Als Dôgen nach einigen Jahren der vergeblichen Suche nach einem wahren Meister wieder zurück nach Japan abreisen wollte, traf er einen anderen alten Mönch. Dieser trocknete mit großer Sorgfalt Seetang, der für die Mahlzeiten in seinem Kloster vorgesehen war. Dieser Mönch wollte mit Dôgen nicht über theoretische Fragen des Buddha-Dharma diskutieren, sondern die Zeit für seine Aufgabe nutzen, die Speisen vorzubereiten. Dôgen war davon so beeindruckt, dass er beschloss, seine Abreise zu verschieben und das Kloster dieses Mönchs ein zweites Mal zu besuchen, um den neuen Abt kennenzulernen, der in der Zwischenzeit dorthin berufen worden war.
So traf er Tendô Nyojô und erkannte sofort intuitiv, dass dieser der wahre große Meister war, den er so lange gesucht hatte. Dôgens buddhistisches Leben entwickelte sich von nun an in eine ganz neue Richtung, die von der Wirklichkeit des Hier und Jetzt und dem Handeln im Augenblick geprägt war, ohne jedoch die Theorie und Lehre zu vernachlässigen.

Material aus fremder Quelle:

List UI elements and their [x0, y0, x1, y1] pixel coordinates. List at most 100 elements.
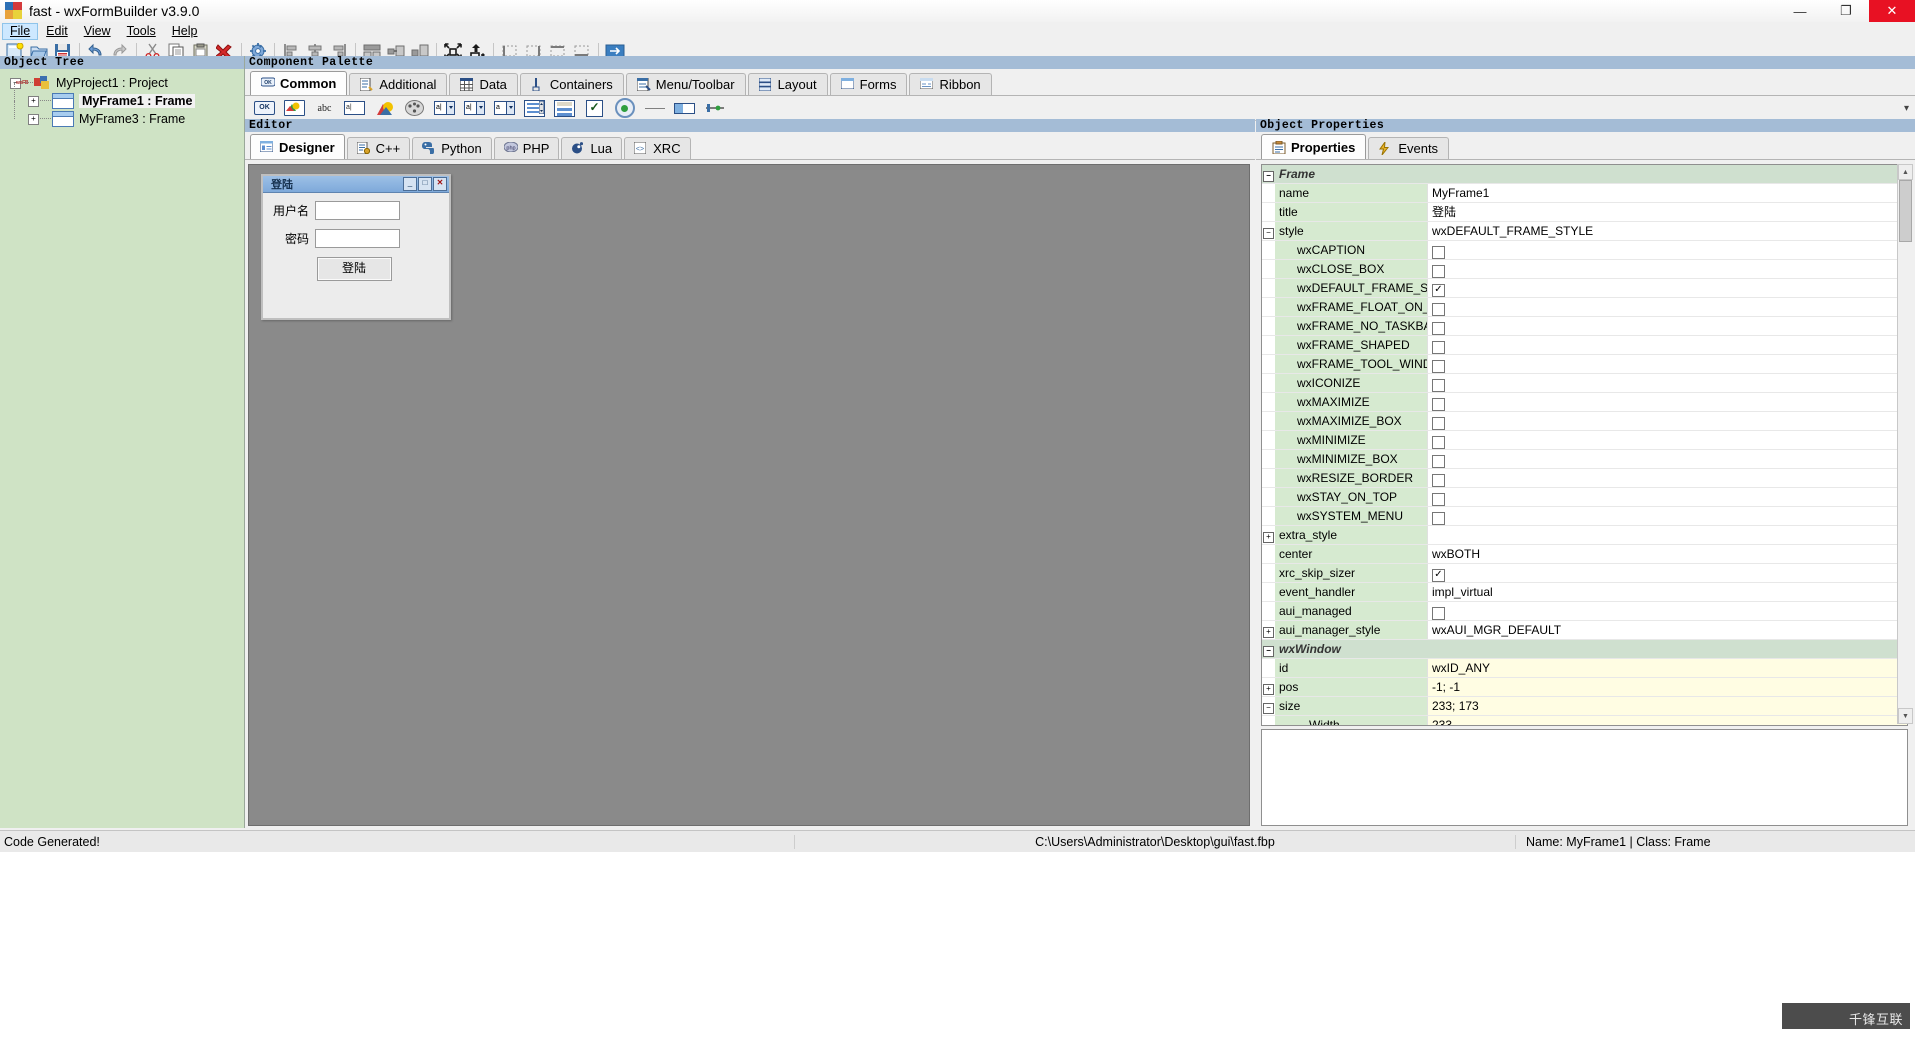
- checkbox-wxframe-shaped[interactable]: [1432, 340, 1445, 354]
- style-expander[interactable]: −: [1262, 224, 1275, 239]
- property-value[interactable]: 登陆: [1427, 203, 1907, 221]
- checkbox-wxcaption[interactable]: [1432, 245, 1445, 259]
- property-row-xrc-skip-sizer[interactable]: xrc_skip_sizer ✓: [1262, 564, 1907, 583]
- property-value[interactable]: [1427, 450, 1907, 468]
- property-value[interactable]: MyFrame1: [1427, 184, 1907, 202]
- palette-wxstatictext-icon[interactable]: abc: [314, 100, 335, 117]
- palette-collapse-arrow-icon[interactable]: ▾: [1904, 103, 1909, 114]
- palette-wxlistbox-icon[interactable]: [524, 99, 545, 117]
- properties-tab-properties[interactable]: Properties: [1261, 134, 1367, 159]
- property-row-wxiconize[interactable]: wxICONIZE: [1262, 374, 1907, 393]
- property-value[interactable]: [1427, 298, 1907, 316]
- property-grid-scrollbar[interactable]: ▲ ▼: [1897, 164, 1913, 724]
- property-row-wxclose-box[interactable]: wxCLOSE_BOX: [1262, 260, 1907, 279]
- tree-toggle-myframe3[interactable]: +: [28, 113, 39, 125]
- palette-wxanimationctrl-icon[interactable]: [404, 100, 425, 117]
- property-row-wxstay-on-top[interactable]: wxSTAY_ON_TOP: [1262, 488, 1907, 507]
- property-category-wxwindow[interactable]: − wxWindow: [1262, 640, 1907, 659]
- property-value[interactable]: [1427, 469, 1907, 487]
- designer-canvas[interactable]: 登陆 _ □ ✕ 用户名 密码 登陆: [248, 164, 1250, 826]
- tree-node-myframe3[interactable]: + MyFrame3 : Frame: [0, 101, 244, 128]
- property-value[interactable]: 233: [1427, 716, 1907, 725]
- checkbox-xrc-skip-sizer[interactable]: ✓: [1432, 568, 1445, 582]
- menu-edit[interactable]: Edit: [38, 23, 76, 40]
- checkbox-wxsystem-menu[interactable]: [1432, 511, 1445, 525]
- property-row-wxmaximize[interactable]: wxMAXIMIZE: [1262, 393, 1907, 412]
- property-value[interactable]: wxAUI_MGR_DEFAULT: [1427, 621, 1907, 639]
- property-row-wxminimize-box[interactable]: wxMINIMIZE_BOX: [1262, 450, 1907, 469]
- property-row-style[interactable]: − style wxDEFAULT_FRAME_STYLE: [1262, 222, 1907, 241]
- checkbox-wxdefault-frame-style[interactable]: ✓: [1432, 283, 1445, 297]
- property-value[interactable]: wxDEFAULT_FRAME_STYLE: [1427, 222, 1907, 240]
- menu-view[interactable]: View: [76, 23, 119, 40]
- palette-wxbutton-icon[interactable]: OK: [254, 100, 275, 117]
- checkbox-wxminimize[interactable]: [1432, 435, 1445, 449]
- property-value[interactable]: [1427, 241, 1907, 259]
- property-value[interactable]: [1427, 374, 1907, 392]
- scroll-up-arrow-icon[interactable]: ▲: [1898, 164, 1913, 180]
- object-tree[interactable]: − MyProject1 : Project wxFB + MyFrame1 :…: [0, 69, 244, 128]
- property-value[interactable]: ✓: [1427, 279, 1907, 297]
- property-row-wxsystem-menu[interactable]: wxSYSTEM_MENU: [1262, 507, 1907, 526]
- property-value[interactable]: -1; -1: [1427, 678, 1907, 696]
- property-row-center[interactable]: center wxBOTH: [1262, 545, 1907, 564]
- designed-frame-close[interactable]: ✕: [433, 177, 447, 191]
- maximize-button[interactable]: ❐: [1823, 0, 1869, 22]
- editor-tab-xrc[interactable]: <> XRC: [624, 137, 691, 159]
- extra-style-expander[interactable]: +: [1262, 528, 1275, 543]
- property-value[interactable]: [1427, 355, 1907, 373]
- login-button[interactable]: 登陆: [316, 257, 392, 281]
- property-value[interactable]: [1427, 336, 1907, 354]
- checkbox-wxiconize[interactable]: [1432, 378, 1445, 392]
- property-value[interactable]: [1427, 507, 1907, 525]
- editor-tab-lua[interactable]: Lua: [561, 137, 623, 159]
- palette-tab-additional[interactable]: Additional: [349, 73, 448, 95]
- property-row-width[interactable]: Width 233: [1262, 716, 1907, 725]
- category-expander[interactable]: −: [1262, 642, 1275, 657]
- property-value[interactable]: impl_virtual: [1427, 583, 1907, 601]
- palette-tab-ribbon[interactable]: Ribbon: [909, 73, 992, 95]
- designed-frame-minimize[interactable]: _: [403, 177, 417, 191]
- close-button[interactable]: ✕: [1869, 0, 1915, 22]
- property-row-wxcaption[interactable]: wxCAPTION: [1262, 241, 1907, 260]
- menu-file[interactable]: File: [2, 22, 39, 40]
- checkbox-wxclose-box[interactable]: [1432, 264, 1445, 278]
- tree-node-project[interactable]: − MyProject1 : Project: [0, 74, 244, 92]
- minimize-button[interactable]: —: [1777, 0, 1823, 22]
- property-row-event-handler[interactable]: event_handler impl_virtual: [1262, 583, 1907, 602]
- property-value[interactable]: [1427, 412, 1907, 430]
- palette-wxchecklistbox-icon[interactable]: [554, 99, 575, 117]
- property-value[interactable]: [1427, 526, 1907, 544]
- palette-tab-common[interactable]: OK Common: [250, 71, 348, 95]
- property-row-pos[interactable]: + pos -1; -1: [1262, 678, 1907, 697]
- property-value[interactable]: [1427, 260, 1907, 278]
- property-row-extra-style[interactable]: + extra_style: [1262, 526, 1907, 545]
- property-row-size[interactable]: − size 233; 173: [1262, 697, 1907, 716]
- property-row-wxminimize[interactable]: wxMINIMIZE: [1262, 431, 1907, 450]
- palette-wxradiobutton-icon[interactable]: [614, 98, 635, 118]
- scrollbar-thumb[interactable]: [1899, 180, 1912, 242]
- designed-frame-maximize[interactable]: □: [418, 177, 432, 191]
- property-row-wxresize-border[interactable]: wxRESIZE_BORDER: [1262, 469, 1907, 488]
- checkbox-wxmaximize-box[interactable]: [1432, 416, 1445, 430]
- tree-node-myframe1[interactable]: + MyFrame1 : Frame: [0, 83, 244, 110]
- checkbox-aui-managed[interactable]: [1432, 606, 1445, 620]
- username-input[interactable]: [315, 201, 400, 220]
- property-value[interactable]: [1427, 393, 1907, 411]
- palette-wxbitmapcombobox-icon[interactable]: a|: [464, 100, 485, 117]
- property-row-name[interactable]: name MyFrame1: [1262, 184, 1907, 203]
- property-row-aui-managed[interactable]: aui_managed: [1262, 602, 1907, 621]
- palette-tab-forms[interactable]: Forms: [829, 73, 908, 95]
- palette-wxcombobox-icon[interactable]: a|: [434, 100, 455, 117]
- property-row-wxdefault-frame-style[interactable]: wxDEFAULT_FRAME_STYL ✓: [1262, 279, 1907, 298]
- checkbox-wxframe-float-on-parent[interactable]: [1432, 302, 1445, 316]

Später hat Dôgen in einem Buch zur Anleitung der Köche sehr ausführlich alle wichtigen Fragen rund um Küche, Nahrungsmittel und Essen zusammengestellt. Er betont:

„Es ist von grundlegender Bedeutung, die Mahlzeiten für den Sangha mit großer Wertschätzung zu bereiten.“

In diesem Kapitel schildert er, wie wichtig die Mahlzeiten und das Essens sind, und regt an, dass dies auch schriftlich formuliert und allgemein im Kloster bekannt gemacht werden sollte. Er erläutert:
„Dies bedeutet, den Buddha-Dharma zu erlernen, oben im Himmel oder in der menschlichen Welt.“

In diesem Sinne schlägt Dôgen vor, positive Bezeichnungen für die Zubereitung der Nahrung und für das Essen zu wählen, die unsere Achtung und Wertschätzung zum Ausdruck bringen. Zum Beispiel sollten wir nicht nur „Reissuppe“ sagen, sondern „ehrenwerte Reissuppe“. Statt der Aufforderung „Stampfe den Reis.“ sollten wir sagen: „Würdest du bitte den Reis weiß machen.“ Die Formulierung „Würdest du bitte den Reis im Wasser säubern.“ sollte verwendet werden statt der Anordnung „Wasche den Reis.“ Er begründet seine Ansicht wie folgt:

Mangelnde Achtung ist die Einladung für das Unglück und die Fehler. Dies hat niemals gute Wirkungen.“

Montag, 31. August 2009

Das Gleichnis des intuitiven Verstehens und Handelns, Saindhava (Ōsaku sendaba), Teil 4

Dōgen zitiert im Folgenden eine bekannte Kōan-Geschichte, in der Meister Nansen einen seiner Mönche bittet, etwas ganz Unmögliches zu tun. Er soll dem Meister nämlich ein Gefäß mit Wasser bringen, ohne das Gefäß mit dem Wasser überhaupt zu ergreifen und zu bewegen. Zweifellos ist dies rein physikalisch betrachtet eine unlösbare Aufgabe, die man zwar denken und mit Worten ausdrücken, aber nicht in die Wirklichkeit umsetzen kann.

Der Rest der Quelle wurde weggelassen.